L'expression insolente et pitoyable qui se lisait sur le visage du parasite se transforma soudain en une grimace sérieuse.

- Bon, trêve de plaisanteries. On a un problème ; et il s'appelle Fanny Rita-Lans.

- Quoi ? Comment ça ?

- Eh bien, on m'a informé que les flics seront bientôt à nos trousses. Donc faut plus qu'on traine.

- Minute ! Comment ça : "les flics seront bientôt à nos trousses" ? s'inquiéta Charlotte.

L'individu souffla.

- Une source sûre me l'a confié.

- Il est hors de question qu'on replonge là-dedans ! clama Sophie, le choc de la nouvelle ayant supplanté le choc du baiser. Nous, on a pas envoyé de vidéo. C'est toi qui as pris cette décision !

- Parce qu'aucune d'entre vous n'a eu le courage de le faire.

Les lycéennes se fixèrent un instant, pétrifiées.

- Ne compte pas sur moi pour prendre à ta place, balança Charlotte à l'intention de l'intrus, tout en essayant de cacher son angoisse. Tu es responsable de ce qui est arrivé.

- Vraiment ? Dois-je vous rappeler qui a mis en place la scène macabre et enregistré la vidéo ?

Charlotte ne pouvait plus garder son calme.

- TU as proposé de la mettre en ligne !

- Et vous avez accepté.

- Qu'est-ce que tu veux alors ?!

L'individu esquissa un sourire glaçant.

- De vous ? J'ai déjà tout ce qu'il me faut.

Le parasite agita son portable entre ses doigts pour mieux se faire comprendre.

- Tu ne vas pas la diffuser sur internet ?! s'exclama Charlotte, affolée par cette perspective.

- Pas si vous suivez mes consignes à la lettre... Il serait en effet "malheureux" qu'un film de ce genre paraisse sur vous.

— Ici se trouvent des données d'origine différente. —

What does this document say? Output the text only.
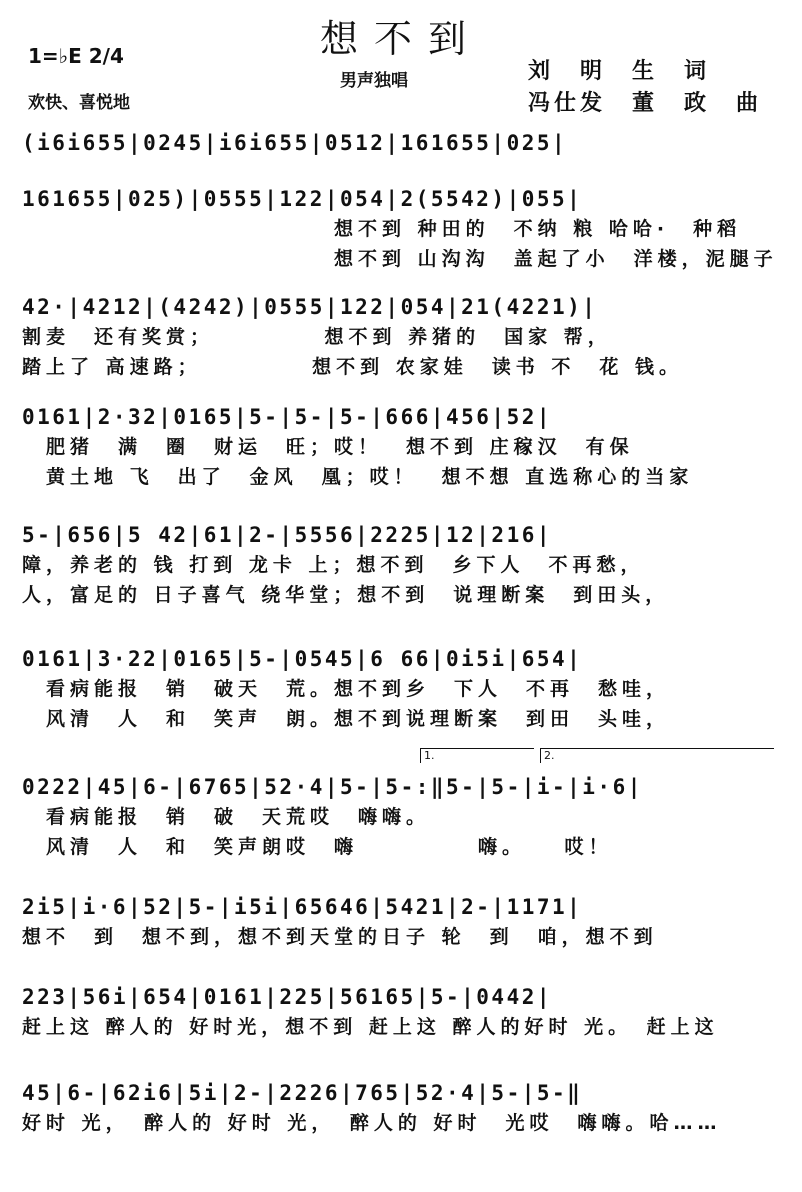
想不到
1=♭E 2/4
欢快、喜悦地
男声独唱	刘　明　生　词
冯仕发　董　政　曲
1.	2.
(i6i655|0245|i6i655|0512|161655|025|
161655|025)|0555|122|054|2(5542)|055|
　　　　　　　　　　　　　想不到 种田的　不纳 粮 哈哈·　种稻
　　　　　　　　　　　　　想不到 山沟沟　盖起了小　洋楼，泥腿子
42·|4212|(4242)|0555|122|054|21(4221)|
割麦　还有奖赏；　　　　　想不到 养猪的　国家 帮，
踏上了 高速路；　　　　　想不到 农家娃　读书 不　花 钱。
0161|2·32|0165|5-|5-|5-|666|456|52|
　肥猪　满　圈　财运　旺；哎！　想不到 庄稼汉　有保
　黄土地 飞　出了　金风　凰；哎！　想不想 直选称心的当家
5-|656|5 42|61|2-|5556|2225|12|216|
障，养老的 钱 打到 龙卡 上；想不到　乡下人　不再愁，
人，富足的 日子喜气 绕华堂；想不到　说理断案　到田头，
0161|3·22|0165|5-|0545|6 66|0i5i|654|
　看病能报　销　破天　荒。想不到乡　下人　不再　愁哇，
　风清　人　和　笑声　朗。想不到说理断案　到田　头哇，
0222|45|6-|6765|52·4|5-|5-:‖5-|5-|i-|i·6|
　看病能报　销　破　天荒哎　嗨嗨。
　风清　人　和　笑声朗哎　嗨　　　　　嗨。　　哎！
2i5|i·6|52|5-|i5i|65646|5421|2-|1171|
想不　到　想不到，想不到天堂的日子 轮　到　咱，想不到
223|56i|654|0161|225|56165|5-|0442|
赶上这 醉人的 好时光，想不到 赶上这 醉人的好时 光。　赶上这
45|6-|62i6|5i|2-|2226|765|52·4|5-|5-‖
好时 光，　醉人的 好时 光，　醉人的 好时　光哎　嗨嗨。哈……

Cela ruinerait votre réputation et... ben, toute votre vie en fait.

Le monstre s'esclaffa, s'avança vers la jeune fille à la chevelure platine, et la jugea avec autant de mépris que cela était possible.

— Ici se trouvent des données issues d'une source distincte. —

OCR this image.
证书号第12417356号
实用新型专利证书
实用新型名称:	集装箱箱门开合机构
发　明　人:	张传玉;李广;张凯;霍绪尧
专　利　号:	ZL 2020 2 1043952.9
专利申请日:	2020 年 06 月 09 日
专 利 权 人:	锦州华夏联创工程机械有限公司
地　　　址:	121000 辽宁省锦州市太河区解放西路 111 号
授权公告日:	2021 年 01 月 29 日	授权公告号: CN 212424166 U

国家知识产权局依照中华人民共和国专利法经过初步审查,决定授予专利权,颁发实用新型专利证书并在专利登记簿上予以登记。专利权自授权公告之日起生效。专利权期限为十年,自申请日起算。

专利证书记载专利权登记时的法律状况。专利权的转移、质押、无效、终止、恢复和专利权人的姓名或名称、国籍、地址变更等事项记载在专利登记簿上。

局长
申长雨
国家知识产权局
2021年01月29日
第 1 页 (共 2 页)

- Qu'est-ce que tu préfères, hein ? Révéler ton homosexualité à la terre entière, ou passer quelques temps en taule si les choses venaient à se compliquer ?... A ta place, mon choix serait vite fait. Je ne sais pas pour Papa et Maman, mais pas sûr que tous les copains te soutiennent après une telle découverte... Enfin maintenant, on comprend pourquoi tes relations avec les mecs n'ont jamais abouti à rien.

Charlotte se jeta sur la vermine, prête à l'exterminer, mais fut renvoyée plusieurs fois en arrière, et finit par s'arrêter, épuisée.

- Bon, je crois que j'ai ma réponse. Au revoir...

- NON ! hurla la jolie blonde, au désespoir.

L'intrus se retourna, et ses lèvres s'étirèrent en un sourire malicieux.

- On fera ce que tu veux, promit Sophie, gagnée par un élan d'affection pour sa camarade, et aussi effrayée qu'elle par l'idée du partage de la vidéo sur les réseaux sociaux.

- Excellente décision. On se recontacte bientôt. Je vous ferai part des changements à venir et vous dirai quoi faire... Salut.

Un dernier sourire pervers, et le parasite disparut.